In the view of the Commission, Ghana’s quest to re-orient the mindset of the citizenry for national development may not materialise, if the NCCE was not seen as the foremost driver of that agenda.
Chairperson of the Commission, Mrs Josephine Nkrumah, appearing before the Public Accounts Committee of Parliament in Accra yesterday said the Commission’s work was being hampered by the lack of resources.
“It is a notorious fact that the NCCE is one of the under-resourced institutions. Particularly amongst the independent constitutional bodies, perhaps, we are the most under resourced but at the end of the day the highest expectation come at our doorstep and every blame is laid at the door of the NCCE.
“We are woefully inadequately resourced. We have almost 260 district offices but as we speak, we have 132 vehicles and out of that 132 vehicles, more than 60 percent of them are over 12 years old.
So even the running cost of maintaining these vehicles is entirely a different challenge for us,” she complained to the committee.
According to Mrs Nkrumah the Commission’s quarterly subversions delayed by months and virtually grinds the Commission to a halt.

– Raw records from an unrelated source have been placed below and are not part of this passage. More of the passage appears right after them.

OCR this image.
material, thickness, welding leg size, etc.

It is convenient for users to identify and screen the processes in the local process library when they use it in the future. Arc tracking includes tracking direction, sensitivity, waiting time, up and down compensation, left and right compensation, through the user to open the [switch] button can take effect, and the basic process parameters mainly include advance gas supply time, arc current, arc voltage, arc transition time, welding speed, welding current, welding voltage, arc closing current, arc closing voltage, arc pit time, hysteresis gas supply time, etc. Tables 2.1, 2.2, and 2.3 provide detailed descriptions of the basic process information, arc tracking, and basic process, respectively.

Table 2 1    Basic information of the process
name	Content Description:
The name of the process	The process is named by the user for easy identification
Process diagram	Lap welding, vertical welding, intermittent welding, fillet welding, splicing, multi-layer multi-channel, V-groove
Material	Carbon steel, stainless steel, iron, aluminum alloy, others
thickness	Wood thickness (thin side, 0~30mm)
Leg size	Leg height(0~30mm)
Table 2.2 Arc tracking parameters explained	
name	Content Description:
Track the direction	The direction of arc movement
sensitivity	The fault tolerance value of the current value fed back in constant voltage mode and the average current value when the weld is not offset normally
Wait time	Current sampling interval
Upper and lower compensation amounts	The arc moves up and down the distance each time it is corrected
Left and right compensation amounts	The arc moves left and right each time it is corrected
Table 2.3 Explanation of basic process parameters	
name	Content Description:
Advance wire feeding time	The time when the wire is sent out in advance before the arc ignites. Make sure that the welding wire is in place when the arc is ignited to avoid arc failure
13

“This year, it is only in this month that we were notified that a release [of funds] had come through. Last year, our third and fourth quarter releases did not materialise.

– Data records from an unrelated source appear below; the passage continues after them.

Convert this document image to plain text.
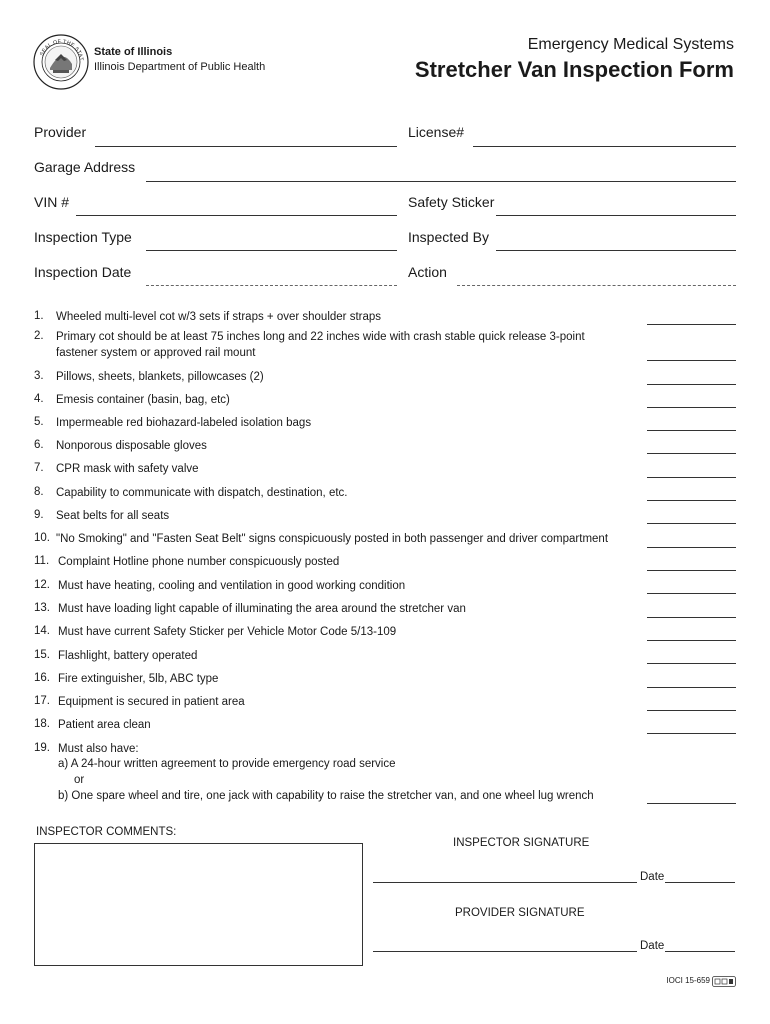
SEAL OF THE STAT
State of Illinois
Illinois Department of Public Health
Emergency Medical Systems
Stretcher Van Inspection Form
Provider	License#
Garage Address
VIN #	Safety Sticker
Inspection Type	Inspected By
Inspection Date	Action
1.	Wheeled multi-level cot w/3 sets if straps + over shoulder straps
2.	Primary cot should be at least 75 inches long and 22 inches wide with crash stable quick release 3-point
fastener system or approved rail mount
3.	Pillows, sheets, blankets, pillowcases (2)
4.	Emesis container (basin, bag, etc)
5.	Impermeable red biohazard-labeled isolation bags
6.	Nonporous disposable gloves
7.	CPR mask with safety valve
8.	Capability to communicate with dispatch, destination, etc.
9.	Seat belts for all seats
10. "No Smoking" and "Fasten Seat Belt" signs conspicuously posted in both passenger and driver compartment
11. Complaint Hotline phone number conspicuously posted
12. Must have heating, cooling and ventilation in good working condition
13. Must have loading light capable of illuminating the area around the stretcher van
14. Must have current Safety Sticker per Vehicle Motor Code 5/13-109
15. Flashlight, battery operated
16. Fire extinguisher, 5lb, ABC type
17. Equipment is secured in patient area
18. Patient area clean
19. Must also have:
a) A 24-hour written agreement to provide emergency road service
or
b) One spare wheel and tire, one jack with capability to raise the stretcher van, and one wheel lug wrench
INSPECTOR COMMENTS:
INSPECTOR SIGNATURE
Date
PROVIDER SIGNATURE
Date
IOCI 15-659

We received our third quarter release (of last year) in January. And we are constantly battling with the most ordinary of things,” she added.
“This year for instance, our regional and district offices have not received any money from the government of Ghana. How do we expect them to work,” she lamented.
She was, however, at a loss how the same state which failed to resource the Commission to work, managed to pay the staff of the Commission “constantly and regularly.”
“I try to find the balance how in one breath we are paid consistently and regularly but in another breath, we are not given the resources and the tools to work. We need to take a second look at it.”
The task of leading the charge to re-orient the minds of the Ghanaian for national development, she said was huge and until the NCCE was seen as a priority entity to drive that process in collaboration with other government agencies and civil society organisations, that objective would come to nought.
Ghana, the NCCE boss noted, continues to lose money on government policies and programmes because the mindset to compliment same has been non-existent due to the lack of resources to take the people through civic education.
“Why do we continue to construct drains and still have people think that rubbish must go into these drains?” She asked.
Probably touched by the lamentations of the NCCE, James Klutse Avedzi, chairman of the committee suggested to the Auditor-General to consider conducting a performance audit into the work of the NCCE to see “whether they are delivering on their mandate and if they are not, what the challenges are.